The next federal budget must make child care a priority, Morna Ballantyne told Parliament’s Standing Committee on Finance at its pre-budget consultations, Feb 6.
While noting the Liberal government’s election promise to develop a pan-Canadian child care program, CCNow’s executive director urged the government to move to action with the following measures:
- An additional $1billion per year on child care for the next ten years. This extra funding is needed to reach international benchmarks on access to and quality of child care.
- Negotiate bilateral funding agreements with the provinces and territories to improve the quality of child care by raising wages and improving working conditions, increase access to child care by increasing the number of available spaces for all age groups and provide direct operating funding to child care services to make child care affordable
- Legislation to enshrine Canada’s commitment to child care in a similar fashion to the Canada Health Act.

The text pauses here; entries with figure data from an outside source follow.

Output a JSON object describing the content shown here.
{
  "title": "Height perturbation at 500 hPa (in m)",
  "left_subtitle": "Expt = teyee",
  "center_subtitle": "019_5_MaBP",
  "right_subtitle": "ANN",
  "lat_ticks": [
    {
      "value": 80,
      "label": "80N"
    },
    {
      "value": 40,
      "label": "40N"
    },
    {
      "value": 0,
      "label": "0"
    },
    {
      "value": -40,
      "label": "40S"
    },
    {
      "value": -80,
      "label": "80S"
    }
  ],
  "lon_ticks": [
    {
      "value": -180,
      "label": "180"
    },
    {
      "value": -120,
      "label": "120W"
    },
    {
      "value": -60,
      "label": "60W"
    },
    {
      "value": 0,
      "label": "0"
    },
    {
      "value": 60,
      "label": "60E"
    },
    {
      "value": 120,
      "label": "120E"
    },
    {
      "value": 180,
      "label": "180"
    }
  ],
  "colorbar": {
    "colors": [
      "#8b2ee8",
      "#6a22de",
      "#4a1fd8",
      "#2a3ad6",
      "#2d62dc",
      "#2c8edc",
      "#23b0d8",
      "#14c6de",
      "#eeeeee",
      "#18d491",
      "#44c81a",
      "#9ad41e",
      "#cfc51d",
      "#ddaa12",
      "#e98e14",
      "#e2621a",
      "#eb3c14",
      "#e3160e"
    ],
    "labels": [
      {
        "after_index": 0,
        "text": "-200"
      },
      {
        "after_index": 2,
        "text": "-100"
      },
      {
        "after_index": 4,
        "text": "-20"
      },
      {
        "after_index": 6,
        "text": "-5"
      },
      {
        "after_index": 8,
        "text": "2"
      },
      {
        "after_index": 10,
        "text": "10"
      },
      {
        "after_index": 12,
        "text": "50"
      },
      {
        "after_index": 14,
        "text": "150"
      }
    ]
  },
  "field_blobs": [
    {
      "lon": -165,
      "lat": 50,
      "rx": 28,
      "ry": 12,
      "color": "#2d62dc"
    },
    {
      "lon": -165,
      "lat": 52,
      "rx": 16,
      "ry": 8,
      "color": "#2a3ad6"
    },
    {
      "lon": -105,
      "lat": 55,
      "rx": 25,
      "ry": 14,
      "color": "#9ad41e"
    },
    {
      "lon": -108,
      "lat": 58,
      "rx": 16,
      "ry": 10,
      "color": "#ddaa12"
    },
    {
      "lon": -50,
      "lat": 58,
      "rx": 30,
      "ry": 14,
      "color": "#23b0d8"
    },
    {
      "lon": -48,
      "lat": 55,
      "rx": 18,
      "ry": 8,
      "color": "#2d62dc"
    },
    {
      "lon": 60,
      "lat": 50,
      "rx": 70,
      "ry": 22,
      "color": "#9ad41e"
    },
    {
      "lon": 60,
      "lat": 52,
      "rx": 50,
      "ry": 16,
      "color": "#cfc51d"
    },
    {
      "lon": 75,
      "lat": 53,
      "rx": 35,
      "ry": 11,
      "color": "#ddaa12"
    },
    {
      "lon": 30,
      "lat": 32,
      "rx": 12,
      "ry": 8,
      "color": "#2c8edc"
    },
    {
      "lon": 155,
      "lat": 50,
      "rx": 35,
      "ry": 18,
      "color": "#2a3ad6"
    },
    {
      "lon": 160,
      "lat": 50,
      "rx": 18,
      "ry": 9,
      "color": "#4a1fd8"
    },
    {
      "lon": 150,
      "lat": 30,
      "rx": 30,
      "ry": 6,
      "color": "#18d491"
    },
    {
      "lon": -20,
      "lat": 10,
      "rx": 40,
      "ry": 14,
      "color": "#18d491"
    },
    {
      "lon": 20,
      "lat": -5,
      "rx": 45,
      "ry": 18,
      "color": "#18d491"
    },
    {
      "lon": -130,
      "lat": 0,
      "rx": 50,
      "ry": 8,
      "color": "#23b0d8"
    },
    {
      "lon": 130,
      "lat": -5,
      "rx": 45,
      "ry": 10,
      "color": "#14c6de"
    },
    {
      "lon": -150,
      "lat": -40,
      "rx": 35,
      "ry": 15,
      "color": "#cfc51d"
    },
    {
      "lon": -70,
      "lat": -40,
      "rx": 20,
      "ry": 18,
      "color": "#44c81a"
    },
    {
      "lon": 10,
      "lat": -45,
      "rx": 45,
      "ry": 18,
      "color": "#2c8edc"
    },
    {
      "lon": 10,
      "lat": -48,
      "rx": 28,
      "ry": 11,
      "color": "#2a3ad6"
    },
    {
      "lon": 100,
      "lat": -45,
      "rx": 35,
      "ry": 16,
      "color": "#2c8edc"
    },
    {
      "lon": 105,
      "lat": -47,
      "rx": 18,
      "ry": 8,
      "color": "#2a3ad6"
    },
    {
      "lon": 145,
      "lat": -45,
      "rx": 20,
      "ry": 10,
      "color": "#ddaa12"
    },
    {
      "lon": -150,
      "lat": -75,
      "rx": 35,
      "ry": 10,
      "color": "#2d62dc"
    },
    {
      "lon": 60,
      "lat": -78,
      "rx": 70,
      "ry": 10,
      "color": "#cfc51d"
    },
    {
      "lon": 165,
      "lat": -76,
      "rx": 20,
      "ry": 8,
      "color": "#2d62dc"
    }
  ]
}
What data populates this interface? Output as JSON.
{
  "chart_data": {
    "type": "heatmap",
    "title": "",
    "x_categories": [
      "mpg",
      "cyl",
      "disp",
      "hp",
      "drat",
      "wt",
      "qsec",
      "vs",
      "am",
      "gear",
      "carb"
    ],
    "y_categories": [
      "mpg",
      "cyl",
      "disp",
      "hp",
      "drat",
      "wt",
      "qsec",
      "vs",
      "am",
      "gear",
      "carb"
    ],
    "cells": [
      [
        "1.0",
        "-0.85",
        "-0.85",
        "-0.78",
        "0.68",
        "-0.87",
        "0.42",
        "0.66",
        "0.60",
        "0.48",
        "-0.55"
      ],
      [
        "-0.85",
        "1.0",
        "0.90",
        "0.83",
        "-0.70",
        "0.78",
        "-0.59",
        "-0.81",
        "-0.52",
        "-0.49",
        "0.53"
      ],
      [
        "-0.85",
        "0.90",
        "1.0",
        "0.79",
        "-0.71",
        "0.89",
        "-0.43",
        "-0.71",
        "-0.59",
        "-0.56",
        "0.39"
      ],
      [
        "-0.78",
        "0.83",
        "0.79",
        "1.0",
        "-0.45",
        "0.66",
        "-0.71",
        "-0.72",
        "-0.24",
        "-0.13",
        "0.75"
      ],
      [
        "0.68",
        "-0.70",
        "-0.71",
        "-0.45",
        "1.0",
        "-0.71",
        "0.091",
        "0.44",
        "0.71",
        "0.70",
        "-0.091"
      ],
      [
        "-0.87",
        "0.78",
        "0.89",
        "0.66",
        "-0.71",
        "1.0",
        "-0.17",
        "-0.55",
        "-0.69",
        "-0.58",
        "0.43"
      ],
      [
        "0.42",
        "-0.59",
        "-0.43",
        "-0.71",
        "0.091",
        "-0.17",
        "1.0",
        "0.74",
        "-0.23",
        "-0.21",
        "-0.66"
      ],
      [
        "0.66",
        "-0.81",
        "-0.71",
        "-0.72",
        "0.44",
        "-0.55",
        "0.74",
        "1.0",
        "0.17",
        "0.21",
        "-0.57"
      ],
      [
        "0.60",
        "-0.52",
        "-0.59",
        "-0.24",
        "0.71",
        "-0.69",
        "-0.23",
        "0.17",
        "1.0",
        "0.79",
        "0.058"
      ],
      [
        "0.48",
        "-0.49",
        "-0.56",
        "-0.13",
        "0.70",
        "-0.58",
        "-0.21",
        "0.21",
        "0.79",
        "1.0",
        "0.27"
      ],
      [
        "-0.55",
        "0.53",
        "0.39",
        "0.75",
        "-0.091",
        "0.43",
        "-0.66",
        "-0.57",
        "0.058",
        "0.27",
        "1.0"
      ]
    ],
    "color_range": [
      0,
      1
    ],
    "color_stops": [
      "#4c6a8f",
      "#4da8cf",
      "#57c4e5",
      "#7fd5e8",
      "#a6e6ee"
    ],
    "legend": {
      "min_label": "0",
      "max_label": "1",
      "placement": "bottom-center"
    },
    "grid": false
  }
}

- Fund a federal child care secretariat to lead the government’s child care work as promised during the last federal election
- Continue to fund and support the Indigenous Early Learning and Child Care Framework to ensure that all indigenous children have access to high quality, culturally relevant child care.
Ballantyne told the committee that the 2017 federal budget’s commitment to early learning and child care, and the multilateral agreement on child care were encouraging, but more is required to make real progress.
Also, Ballantyne said it would not be enough to provide additional funding for only school-age child care, as set out in the Prime Minister’s ministerial mandate letters, because the gap between the supply and demand for infant, toddler and pre-school child care is greatest, and parent fees for those age groups are the least affordable.
The federal budget is expected in mid-March.